Divaksin bukan cuma sekadar untuk mendukung program pemerintah dan mempercepat pemulihan ekonomi negara saja, tapi juga untuk:
– Diri sendiri:
Antibody meningkat sehingga jika (amit-amit) terinfeksi, yg muncul paling cuma flu atau demam biasa.
– Orang-orang tercinta di sekitar:
Meminimalisir penularan. Jadi jika (amit-amit) kamu positif, diharapkan virus hanya berhenti di dirimu sendiri saja. Keluarga dan teman-teman tidak tertular.
Lihat gambar di atas.
Lingkar kuning adalah harapan jika kita sudah menerima vaksin. Jika positif hanya gejala ringan atau OTG saja. Setidaknya menjauhkan kita dari RS dan kematian.
Jika program vaksin untuk golongan usia kalian sudah tersedia, disarankan segara daftar.

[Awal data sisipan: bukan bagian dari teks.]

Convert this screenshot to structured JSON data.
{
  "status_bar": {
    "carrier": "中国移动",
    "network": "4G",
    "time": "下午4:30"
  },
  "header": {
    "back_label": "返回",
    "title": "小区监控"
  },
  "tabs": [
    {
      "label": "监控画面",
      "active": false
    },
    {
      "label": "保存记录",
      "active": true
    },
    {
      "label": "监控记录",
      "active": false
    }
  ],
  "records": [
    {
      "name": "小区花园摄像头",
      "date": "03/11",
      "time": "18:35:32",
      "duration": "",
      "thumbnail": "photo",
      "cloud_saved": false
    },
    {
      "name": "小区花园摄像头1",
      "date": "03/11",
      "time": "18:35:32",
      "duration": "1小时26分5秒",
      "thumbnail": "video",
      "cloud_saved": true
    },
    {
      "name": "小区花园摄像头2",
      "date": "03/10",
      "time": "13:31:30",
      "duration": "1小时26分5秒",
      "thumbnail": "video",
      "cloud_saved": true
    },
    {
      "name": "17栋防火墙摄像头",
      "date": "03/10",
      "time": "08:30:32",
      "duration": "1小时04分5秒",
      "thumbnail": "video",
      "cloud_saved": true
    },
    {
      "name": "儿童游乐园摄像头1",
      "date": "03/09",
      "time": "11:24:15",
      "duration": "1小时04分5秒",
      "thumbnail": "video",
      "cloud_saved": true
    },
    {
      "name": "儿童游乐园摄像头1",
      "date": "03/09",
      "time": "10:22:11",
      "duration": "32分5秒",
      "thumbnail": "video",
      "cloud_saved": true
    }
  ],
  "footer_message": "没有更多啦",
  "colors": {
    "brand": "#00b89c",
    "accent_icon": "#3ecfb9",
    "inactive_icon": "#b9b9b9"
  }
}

Lebih cepat lebih baik.
Pertanyaan tambahan yg juga sering muncul,
“Kenapa sekarang malah jadi banyak orang yg ragu divaksin ya? Padahal zaman dulu pada mau aja, tuh”
Jelas ini semua ulah media atau pihak yg tidak bertanggung jawab.
Zaman dulu media hanya sebatas radio dan TV doang, sehingga seluruh pihak hanya mengikuti satu narasi saja. Jadi kita hanya terima-terima aja tanpa banyak komentar.
Sedangkan di era digital ini seluruh informasi bisa diperoleh dengan sangat cepat hanya dengan sentuhan jari. Memang sangat bagus, tapi efek negatifnya arus info yg terlalu cepat ini seringkali tidak terfilter, sehingga cukup banyak netizen yg masuk golongan rendah literasi dengan mudahnya percaya suatu info tanpa mempertanyakan (mengkritisi) keabsahannya.
Daya pikir otak semestinya harus terus berkembang seiring kemajuan zaman. Jadi bukan cuma phone aja yg smart, tapi otak juga harus smart.
Saat ini sudah tersedia berbagai macam vaksin COVID-19.
Tugas kita sebagai netizen budiman adalah terus update berita dari sumber-sumber yg valid. Tujuannya adalah supaya kita bisa merubah mindset pertanyaan yg awalnya:
“Vaksin apa yg paling bagus?”
menjadi…
“Vaksin apa yg paling ampuh?” atau “Vaksin apa yg paling aman untuk saya?”
Seharusnya inilah pertanyaan yg paling tepat dibandingkan pertanyaan yg pertama.
Karena yg paling mengetahui kondisi tubuh kamu, ya tentu kamu sendiri, bukan?